Consignment! The Dirtiest Word in the Business!

Consignment! What does that mean?

As a young designer just starting out and not really having a knack for the business side of the fashion industry it will be very easy to fall prey to this situation.

A designer will apporach a store, usually a very popular boutique, and set up an appoinmnet with the buyer.
at the appointment, much to the designer's delight the buyer shows interest in the line and offers "consignment". This usually means that the designer will leave some pieces at the store with absolutely no commitment from the buyer to purchase these items. In most instances, buyers will appear to be very excited, very reassuring that the line will sell and will mention or explain that once a month the designer will receive the check.
In many reported instances from designers in my community, this is hardly ever the truth.
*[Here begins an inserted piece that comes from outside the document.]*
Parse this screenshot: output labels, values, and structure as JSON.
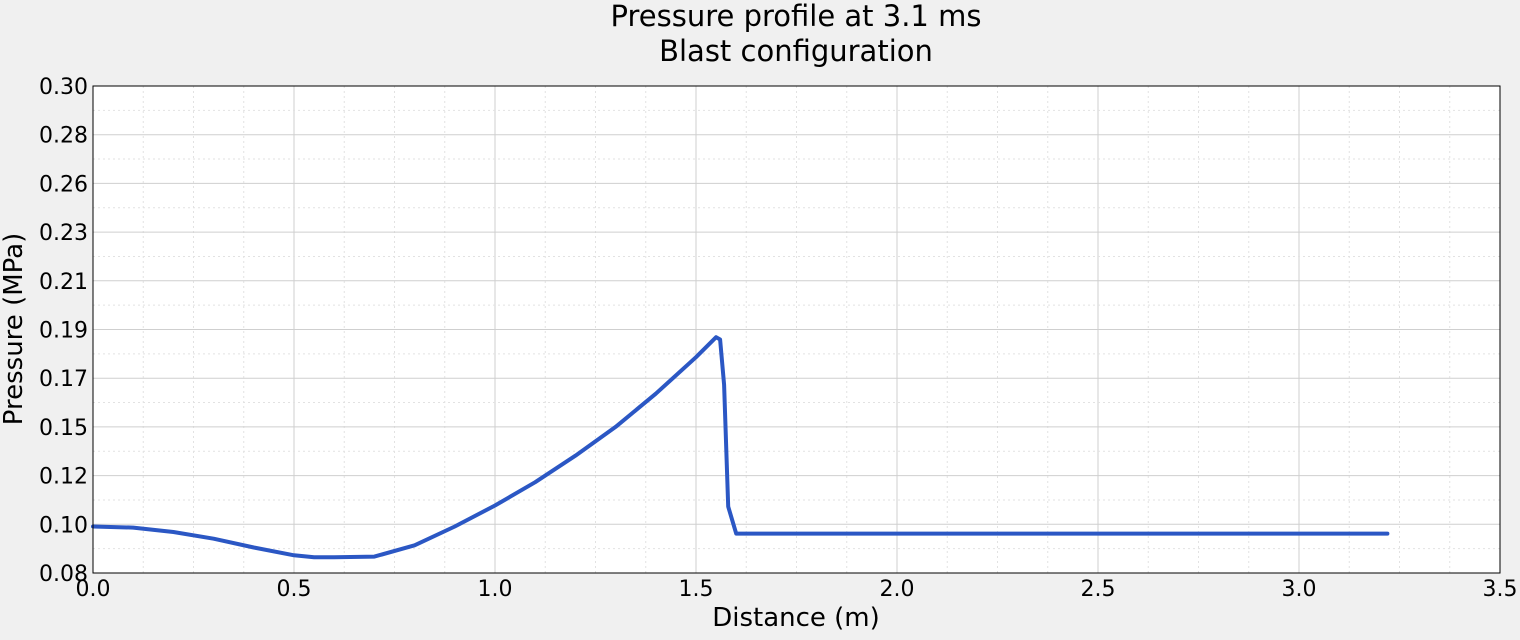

In defense of retailers, there are some stores that will takes a new designers merchandise to give it a "chance" and test the market. A boutique will never have complete control on what sells and what doesnt, however they should know their general clientele.

As a designer in a situation where you are just starting out, try "consignment" in a few stores and don't sell anything, then the product might need reevaluation.

On the other hand, the norm is that high traffic, trendy boutiques will take "consignment" and actually move the product rather quickly!
I put 8 pieces of my line in a very popular store in Los Angeles. The pieces were being retailed for 4 times the wholesale price and sold out in about two weeks ( I later found out from one of the employees).
This store in particular has a "special process" that I had not been alerted to when I first handed over my line. Basically the designer had to call before 11am on tues, oh wait when I called on tues they said it was thurs, whatever.
Anyways the designer has to call in at the appropriate time & day to "schedule" an "inventory appointment" with the buyer. During the appointment with the buyer you will just walk around and try to identify pieces that you left are not on display and they paid off of that and the origianl xerox color copy they give you of the pieces when you drop them off.
That was insane, this high volume, celebrity filled store did not have a POS system or any time of inventory tracking! And it took me three months of stalking the buyer to finally find that out!

So one note to take from that type of experience and a word of advice to help avoid things like that, my mistake for not communicating properly...

1. Question the stores inventory process. Will your items be entered into their POS system and assigned a vendor code? Will their system be able to track the sales of your items?
2. How do they handle their accounts payable? Who is the accounts payable contact? Anyone who pays their bills on time will be very open and honest. Just remember any other type of business that conducts financial transactions with another company is required to provide trade references & banking information. (i.e. real estate, financial businesses).
3. What is the store policy on exchanges & returns? What if an item is damaged or stolen?
4. How often should non selling pieces be rotated?

If I would have thought to ask any of these questions that one day in my career where I let myself get excited about getting into such a "hot" store, if I would have thought more "business" than "prestige", I would have saved three months of headaches.

1 Comments:

Anonymous Anonymous said...

!!!!!!!!!!!!!!!!!!!
What!
You have an awesome great post and nobody's commented on it? WTF?

Oh this is just ridiculous. Really RB, we have got to do something about this. You need more exposure, once the new site is set up of course.

How've you been sweetie? Hope the market went great for you. I look forward to catching up with you soon.